Tumor medio acondicionado inhibe la miogénesis

Para investigar el papel de C /EBPb en las células madre de músculo durante la caquexia por cáncer, se utilizó un tejido validado modelo de cultivo [53] en el que subconfluentes C2C12 mioblastos se incubaron con medio condicionado (CM) de la cánceres de próstata humano PC-3 y DU145, o con medios de comunicación no condicionado (UM) durante 2 días antes de la inducción para diferenciar (Fig 2A).

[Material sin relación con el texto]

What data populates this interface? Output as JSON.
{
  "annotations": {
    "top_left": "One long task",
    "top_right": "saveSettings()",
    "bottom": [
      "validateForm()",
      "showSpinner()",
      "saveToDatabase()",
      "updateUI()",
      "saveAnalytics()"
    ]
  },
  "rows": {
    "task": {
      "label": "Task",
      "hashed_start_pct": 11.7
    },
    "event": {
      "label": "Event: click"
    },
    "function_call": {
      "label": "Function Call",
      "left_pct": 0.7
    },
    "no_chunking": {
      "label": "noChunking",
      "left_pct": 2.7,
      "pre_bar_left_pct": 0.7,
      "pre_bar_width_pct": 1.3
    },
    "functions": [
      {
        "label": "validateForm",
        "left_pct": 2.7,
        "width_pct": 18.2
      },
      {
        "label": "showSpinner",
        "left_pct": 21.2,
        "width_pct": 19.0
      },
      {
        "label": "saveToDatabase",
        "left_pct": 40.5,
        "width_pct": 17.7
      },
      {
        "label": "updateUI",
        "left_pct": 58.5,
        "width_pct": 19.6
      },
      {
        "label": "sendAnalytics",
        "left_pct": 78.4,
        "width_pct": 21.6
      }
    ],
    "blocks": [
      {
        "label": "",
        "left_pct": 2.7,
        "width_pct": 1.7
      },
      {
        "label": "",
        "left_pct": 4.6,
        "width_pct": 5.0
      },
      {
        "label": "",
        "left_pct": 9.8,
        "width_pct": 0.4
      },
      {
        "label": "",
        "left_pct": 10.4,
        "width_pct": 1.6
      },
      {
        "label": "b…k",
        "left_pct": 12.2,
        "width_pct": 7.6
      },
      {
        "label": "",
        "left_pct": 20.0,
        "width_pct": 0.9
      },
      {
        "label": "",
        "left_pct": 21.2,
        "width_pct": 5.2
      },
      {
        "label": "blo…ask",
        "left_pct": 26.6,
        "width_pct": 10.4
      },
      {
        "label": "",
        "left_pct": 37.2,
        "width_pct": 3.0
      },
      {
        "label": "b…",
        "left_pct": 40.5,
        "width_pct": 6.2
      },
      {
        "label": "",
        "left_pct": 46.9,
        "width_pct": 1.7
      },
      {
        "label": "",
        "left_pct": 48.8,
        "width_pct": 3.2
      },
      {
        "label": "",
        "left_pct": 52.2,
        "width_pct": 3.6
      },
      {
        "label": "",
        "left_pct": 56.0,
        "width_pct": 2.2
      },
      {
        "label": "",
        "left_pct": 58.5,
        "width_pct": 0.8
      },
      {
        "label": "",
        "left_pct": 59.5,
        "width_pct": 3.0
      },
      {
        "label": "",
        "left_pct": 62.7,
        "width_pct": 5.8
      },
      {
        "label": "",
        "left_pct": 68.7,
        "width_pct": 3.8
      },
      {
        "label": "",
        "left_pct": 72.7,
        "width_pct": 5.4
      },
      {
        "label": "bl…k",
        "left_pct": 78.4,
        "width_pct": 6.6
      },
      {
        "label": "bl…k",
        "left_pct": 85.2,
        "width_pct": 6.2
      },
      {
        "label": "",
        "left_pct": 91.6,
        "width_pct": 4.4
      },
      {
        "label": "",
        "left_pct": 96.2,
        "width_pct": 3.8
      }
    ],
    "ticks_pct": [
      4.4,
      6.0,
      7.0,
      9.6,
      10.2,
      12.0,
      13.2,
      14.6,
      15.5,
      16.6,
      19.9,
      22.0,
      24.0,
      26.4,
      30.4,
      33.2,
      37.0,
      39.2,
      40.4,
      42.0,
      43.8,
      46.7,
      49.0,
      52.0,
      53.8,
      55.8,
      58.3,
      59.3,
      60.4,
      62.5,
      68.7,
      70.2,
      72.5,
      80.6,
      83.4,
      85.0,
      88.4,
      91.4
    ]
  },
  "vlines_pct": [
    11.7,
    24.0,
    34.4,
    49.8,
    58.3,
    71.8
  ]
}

De acuerdo con informes anteriores, la incubación con CM de ambos tipos de cáncer abrogó la miogénesis, como se evidencia por una reducción en el número y tamaño de cadena pesada de miosina (MyHC) miotubos positivos (Fig 2B) [53]. El índice de fusión (# núcleos en MyHC + células /# miocitos) se redujo ~ 60% en PC-3 medio y ~ 30% por medio DU145 en comparación con los controles (Fig 2C), el índice de diferenciación (#nuclei en MyHC + células /Total núcleos) se redujo aproximadamente 40% en las células pre-tratadas con medio de PC-3, y ~ 30% de los tratados con medio DU145, en comparación con los controles (Fig 2C), lo que sugiere que se vio afectada tanto por el número y la madurez de los miotubos por una breve exposición a medio acondicionado tumor. En mioblastos proliferantes, la exposición a CM de ambos tumores estimula la expresión de C /EBPb después de dos días, sin afectar a la expresión de Pax7 (figura 2D). La expresión de MyoD se redujo en las células tratadas con CM DU145, aunque no en las células tratadas con PC-3 medio (Fig 2D). Después de la diferenciación (día 7), pre-tratamiento con PC-3 myogenin inhibido medio acondicionado y la expresión de MyHC, en consonancia con la diferenciación alterada, sin afectar a la expresión de MyoD (Fig 2E). Además, la expresión de ARNm de
MYOD1
,
MYOG
y neonatales
Myh
isoformas (
Myh1
,
Myh2
,
Myh8
y
Myh13
) fueron inhibidas por la exposición a PC-3 con respecto al medio de las células expuestas a medio condicionado (figura 2F). medio DU145 reducirse de forma similar
MYOG
y neonatal
Myh
isoforma de expresión, sin impactar
MYOD1
expresión.

(A) Esquema del procedimiento de tratamiento para el modelo de cultivo de tejido de la caquexia. El medio condicionado de las células PC-3 se mezcló 1: 1 con medio fresco, y se añadió a la proliferación de los mioblastos C2C12 durante 48 horas después de lo cual las células fueron inducidas a diferenciarse en DMEM fresco que contiene 2% de suero de caballo durante 5 días. (B) tinción inmunocitoquímica para la expresión de la cadena pesada de miosina en C2C12 cultivos tratados con medio condicionado de los cánceres de próstata DU145 PC-3 o o medios no condicionado (UM) como en (A). manchas DAPI núcleos azul. Se indujeron (C) C2C12 culturas para diferenciar como en (A) y el índice de fusión (# mionúcleos /myotube) y el índice de diferenciación (# mionúcleos /# total de núcleos) se calculó, y se muestran en relación con UM. Los valores reales se muestran en los bares. * P & lt; 0,05, n = 7. (D) Análisis de transferencia Western de C /EBPb, Pax7, y la expresión de MyoD en la proliferación de las células C2C12 en día 2 después de la incubación con medio acondicionado. La actina es un control de carga. (E) Western blot de la expresión del marcador miogénica en las células C2C12 diferenciadas en el día 7. La actina es un control de carga. (F) QRT-PCR análisis de
MYOD1
,
MYOG
y la cadena pesada de la miosina neonatal (
Myh1
,
Myh2
,
Myh8
,
Myh13
) expresión, que se muestra en relación con las células tratadas con medio condicionado (UM) en el día 7. * p & lt; 0,05, n = 4.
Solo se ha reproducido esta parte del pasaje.